Discrimination of CNS lymphoma from other neuroradiological mimics including small-cell cancers and non-neoplastic conditions such as encephalitis is of utmost clinical importance. At least to some extent, our approach can detect inflammatory signatures [9] and pinpoint neoplasia based on CNVs. Moreover, clearance of cf-tDNA from CSF may reflect a sustained tumour response in CNS-lymphoma patients [8], making our approach a potential monitoring tool, even though it is mainly qualitative.

Its universal applicability, low hands-on, and infrastructure requirements [9] may help to reduce the number of patients receiving steroids before lymphoma diagnosis. Such pretreatment often massively delays or even prevents timely CNS-lymphoma diagnosis. In cases with two positive confirmatory results (nanopore sequencing/ ddPCR), CNS biopsy may even be omitted bearing in mind that surgical complication rates of stereotactic brain biopsies of ~ 5%, mainly haemorrhages, negatively impact outcomes [3].

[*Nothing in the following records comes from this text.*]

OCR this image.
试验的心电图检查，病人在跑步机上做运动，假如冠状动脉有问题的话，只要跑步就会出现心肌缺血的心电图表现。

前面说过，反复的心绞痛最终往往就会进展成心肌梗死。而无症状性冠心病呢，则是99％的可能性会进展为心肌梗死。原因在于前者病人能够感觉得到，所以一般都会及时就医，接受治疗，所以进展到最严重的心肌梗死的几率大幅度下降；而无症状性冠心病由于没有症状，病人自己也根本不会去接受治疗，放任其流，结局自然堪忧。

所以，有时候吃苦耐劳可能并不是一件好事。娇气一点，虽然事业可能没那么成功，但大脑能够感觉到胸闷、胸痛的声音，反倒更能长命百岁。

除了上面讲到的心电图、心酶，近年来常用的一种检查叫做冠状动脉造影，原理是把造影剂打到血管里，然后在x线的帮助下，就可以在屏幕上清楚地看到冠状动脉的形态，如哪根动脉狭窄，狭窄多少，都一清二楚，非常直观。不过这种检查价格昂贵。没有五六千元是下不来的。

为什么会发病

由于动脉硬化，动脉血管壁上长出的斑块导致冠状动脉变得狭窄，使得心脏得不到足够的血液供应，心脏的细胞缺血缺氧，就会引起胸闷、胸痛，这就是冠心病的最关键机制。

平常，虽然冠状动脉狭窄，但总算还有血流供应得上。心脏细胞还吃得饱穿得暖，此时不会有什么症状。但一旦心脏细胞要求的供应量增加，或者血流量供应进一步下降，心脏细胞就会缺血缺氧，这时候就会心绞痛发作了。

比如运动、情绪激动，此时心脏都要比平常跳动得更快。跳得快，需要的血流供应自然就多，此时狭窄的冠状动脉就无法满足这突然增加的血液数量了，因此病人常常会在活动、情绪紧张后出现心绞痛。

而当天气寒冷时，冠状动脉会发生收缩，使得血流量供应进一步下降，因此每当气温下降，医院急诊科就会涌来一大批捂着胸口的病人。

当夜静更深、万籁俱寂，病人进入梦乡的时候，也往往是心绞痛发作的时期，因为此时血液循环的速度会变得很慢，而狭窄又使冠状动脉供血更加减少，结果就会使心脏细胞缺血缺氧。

The sensitivity of our workflow under concurrent corticosteroid therapy remains to be elucidated. In urgent clinical settings, steroid therapy could theoretically be initiated as soon as an elevated CSF cfDNA content, suitable for further analysis, has been established. Importantly, CSF sampling and shipment at ambient temperature to a laboratory for sequencing can be completed within 24 h.

Whilst the small cohort size is a clear limitation, our observations still highlight the utility of nanopore CSF workup and call for democratising accessibility of high-quality DNAmeth/CNV-reference datasets to broaden applicability. Given the low rates at which CNS-lymphoma diagnoses can be obtained through conventional CSF analyses [2, 14], our findings could prove transformative for the clinical management of patients with suspected CNS lymphoma.